Hot, hot, hot foods are the focus of new research released this week suggesting that eating fiery ingredients such as chili peppers may do more than burn your tongue. These foods may help you live longer.
"There is accumulating evidence from mostly experimental research to show the benefit of spices or their active components on human health," said Lu Qi, an associate professor at Harvard School of Public Health and co-author of the study published this week in the BMJ. But the evidence evaluating consumption of spicy foods and mortality from population studies was lacking, he said.
As a result, researchers from the Chinese Academy of Medical Sciences studied data collected from 2004 to 2008 as part of the China Kadoorie Biobank. Using self-reported questionnaires, they analyzed the spicy food consumption of nearly half a million people age 30 to 70 across 10 regions in China, excluding those with cancer, heart disease and stroke.
They then reviewed the records of 20,224 people who died over a seven-year followup period and found that those who ate spicy foods six or seven times a week had a 14% lower risk of premature death for all causes than people who ate spicy foods less than once a week. People who frequently consumed spicy food also showed a lower risk of death from cancer or ischemic heart and respiratory system diseases.
Fresh and dried chili peppers were the most common spicy sources, according to the study.
What is it about spicy foods? The study points to the benefits of capsaicin, a bioactive ingredient in chili peppers, which has been linked to health perks such as increased fat burning. Folk medicine practitioners also say capsaicin can help fight infection and stimulate the kidneys, lungs and heart.
The new research found an "association" between death and spicy food consumption, but an editorial published with the study cautions that this is not definitive. As a result, experts emphasize the need for more research before a connection between these ingredients can be scientifically established.
"It's an observational study within a single culture," said Daphne Miller, associate clinical professor at the University of California, San Francisco and author of "The Jungle Effect: The Healthiest Diets from Around the World, Why They Work and How to Make Them Work for You."
There are many variables associated with eating spicy food that haven't been accounted for, she said. The study itself cites limitations including the lack of information about other dietary and lifestyle habits or how spicy food was cooked or prepared. In addition, researchers note that although chili pepper was the most commonly used spice based on self-reports, the use of different spices tends to increase as the use of chili pepper increases. Consuming these other spices may also result in health benefits, independent of chilies.
However, Miller said the findings are still plausible, given the fact that spicy foods also have high levels of phenolic content, which are chemicals with nutritional and anti-inflammatory values.

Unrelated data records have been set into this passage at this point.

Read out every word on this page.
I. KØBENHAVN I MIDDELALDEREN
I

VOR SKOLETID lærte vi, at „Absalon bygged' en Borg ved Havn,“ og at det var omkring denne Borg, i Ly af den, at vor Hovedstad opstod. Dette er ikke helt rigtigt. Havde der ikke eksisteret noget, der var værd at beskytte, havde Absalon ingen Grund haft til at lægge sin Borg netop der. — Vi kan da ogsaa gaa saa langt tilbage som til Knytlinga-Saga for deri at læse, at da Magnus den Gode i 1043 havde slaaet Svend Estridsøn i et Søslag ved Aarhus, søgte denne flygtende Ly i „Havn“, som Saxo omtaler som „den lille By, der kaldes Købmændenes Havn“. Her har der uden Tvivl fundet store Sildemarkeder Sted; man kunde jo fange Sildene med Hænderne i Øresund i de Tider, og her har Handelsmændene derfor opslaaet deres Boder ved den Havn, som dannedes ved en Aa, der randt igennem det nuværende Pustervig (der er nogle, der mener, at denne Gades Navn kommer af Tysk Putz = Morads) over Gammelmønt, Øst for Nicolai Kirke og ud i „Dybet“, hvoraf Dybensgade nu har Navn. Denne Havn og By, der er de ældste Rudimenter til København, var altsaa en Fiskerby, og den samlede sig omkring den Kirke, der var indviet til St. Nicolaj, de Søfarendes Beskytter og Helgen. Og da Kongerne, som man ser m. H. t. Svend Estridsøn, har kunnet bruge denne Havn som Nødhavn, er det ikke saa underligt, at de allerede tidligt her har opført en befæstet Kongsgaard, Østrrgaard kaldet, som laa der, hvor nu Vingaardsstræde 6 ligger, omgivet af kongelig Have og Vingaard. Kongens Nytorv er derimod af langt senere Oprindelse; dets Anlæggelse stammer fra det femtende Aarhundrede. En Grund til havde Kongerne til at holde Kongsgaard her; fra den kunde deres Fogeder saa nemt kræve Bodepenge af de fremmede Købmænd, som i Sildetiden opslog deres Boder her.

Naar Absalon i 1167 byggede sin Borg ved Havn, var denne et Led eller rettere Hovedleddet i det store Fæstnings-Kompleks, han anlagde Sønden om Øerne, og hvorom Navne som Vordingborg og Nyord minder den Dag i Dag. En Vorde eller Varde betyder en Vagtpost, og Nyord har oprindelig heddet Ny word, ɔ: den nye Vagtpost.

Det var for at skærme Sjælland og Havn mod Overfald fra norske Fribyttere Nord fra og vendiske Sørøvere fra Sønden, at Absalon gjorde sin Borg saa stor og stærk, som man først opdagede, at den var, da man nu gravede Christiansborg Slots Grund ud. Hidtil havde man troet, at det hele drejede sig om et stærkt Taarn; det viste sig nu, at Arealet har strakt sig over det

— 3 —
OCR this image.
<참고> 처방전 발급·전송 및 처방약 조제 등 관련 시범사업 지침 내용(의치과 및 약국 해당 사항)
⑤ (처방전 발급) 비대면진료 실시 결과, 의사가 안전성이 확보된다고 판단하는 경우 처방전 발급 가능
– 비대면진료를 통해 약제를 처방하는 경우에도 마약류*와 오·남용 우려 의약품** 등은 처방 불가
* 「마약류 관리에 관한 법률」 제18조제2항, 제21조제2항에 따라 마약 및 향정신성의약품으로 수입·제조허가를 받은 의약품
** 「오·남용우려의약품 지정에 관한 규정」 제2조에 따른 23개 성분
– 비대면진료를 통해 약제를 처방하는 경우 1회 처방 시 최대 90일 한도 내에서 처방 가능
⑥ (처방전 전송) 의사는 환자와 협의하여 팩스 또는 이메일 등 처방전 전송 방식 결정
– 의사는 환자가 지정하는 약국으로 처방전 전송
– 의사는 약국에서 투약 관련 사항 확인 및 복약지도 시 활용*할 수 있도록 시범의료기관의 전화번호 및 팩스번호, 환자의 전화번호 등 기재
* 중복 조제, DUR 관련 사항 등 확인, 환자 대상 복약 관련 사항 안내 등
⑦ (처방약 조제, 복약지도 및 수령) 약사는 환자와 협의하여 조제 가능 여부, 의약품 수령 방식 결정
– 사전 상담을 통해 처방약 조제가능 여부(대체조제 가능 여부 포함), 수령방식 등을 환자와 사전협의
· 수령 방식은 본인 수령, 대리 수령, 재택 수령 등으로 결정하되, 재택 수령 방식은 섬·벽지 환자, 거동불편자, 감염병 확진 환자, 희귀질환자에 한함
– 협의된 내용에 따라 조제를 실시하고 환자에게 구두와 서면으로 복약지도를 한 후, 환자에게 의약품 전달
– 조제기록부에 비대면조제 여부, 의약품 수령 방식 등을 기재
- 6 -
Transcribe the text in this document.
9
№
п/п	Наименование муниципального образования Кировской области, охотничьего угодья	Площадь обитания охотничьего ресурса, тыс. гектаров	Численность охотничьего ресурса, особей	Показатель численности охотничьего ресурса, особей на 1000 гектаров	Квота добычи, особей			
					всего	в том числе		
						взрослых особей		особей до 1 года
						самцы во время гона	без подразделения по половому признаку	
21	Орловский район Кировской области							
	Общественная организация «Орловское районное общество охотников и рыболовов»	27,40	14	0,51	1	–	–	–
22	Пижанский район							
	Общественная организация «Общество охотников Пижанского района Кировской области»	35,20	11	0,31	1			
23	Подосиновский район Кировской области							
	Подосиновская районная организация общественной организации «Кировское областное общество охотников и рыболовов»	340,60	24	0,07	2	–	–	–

Bio-psychologist John E. Hayes agrees. The fact that there seems to be an overall protective effect in chili intake is especially interesting, according to Hayes, an associate professor of food science and director of Sensory Evaluation Center at Penn State University. He has previously studied spicy food and personality association.
Now, scientists need to figure out why this benefit is occurring.
Hayes pointed out one significant question: "Is it a biological mechanism or a behavioral mechanism?"
A biological connection could mean that when you eat spicy food, thermogenesis occurs, increasing the basil metabolic rate, said Hayes, while a behavior mechanism could be that eating spicy food slows food intake, causing a person to eat fewer calories. A lower calorie consumption could indicate a more healthful diet, which would be an unaccounted variable not shown by the new study.
Qi, the author of this new study, believes the protective effect associated with spicy foods would indeed translate across cultures, but Hayes cautioned care.
"It's a very big study, a very controlled study," he said, that may not generalize to other countries. For instance, in the U.S., "spicy food is ubiquitously available but not ubiquitously consumed."
"You have to consider that when we talk about spicy food, we can mean vastly different things, with different health implications," Hayes said. "That spicy food could be low-energy-density vegetables, like kimchee. Or it could be a high-energy-density food like barbecue spare ribs."
So before you make a run for the hot sauce, more research is needed to qualify what spicy entails and the various ingredients, which the current study does not break down.
"This isn't an excuse to go out and eat 24 wings and then rationalize it by claiming they are going to make you live longer," Hayes said. "When you're looking at a whole food versus the individual component, we have to be very cautious."
This is the big caveat. "In science, we try to break things down into the simplest parts while still considering the context," Hayes said.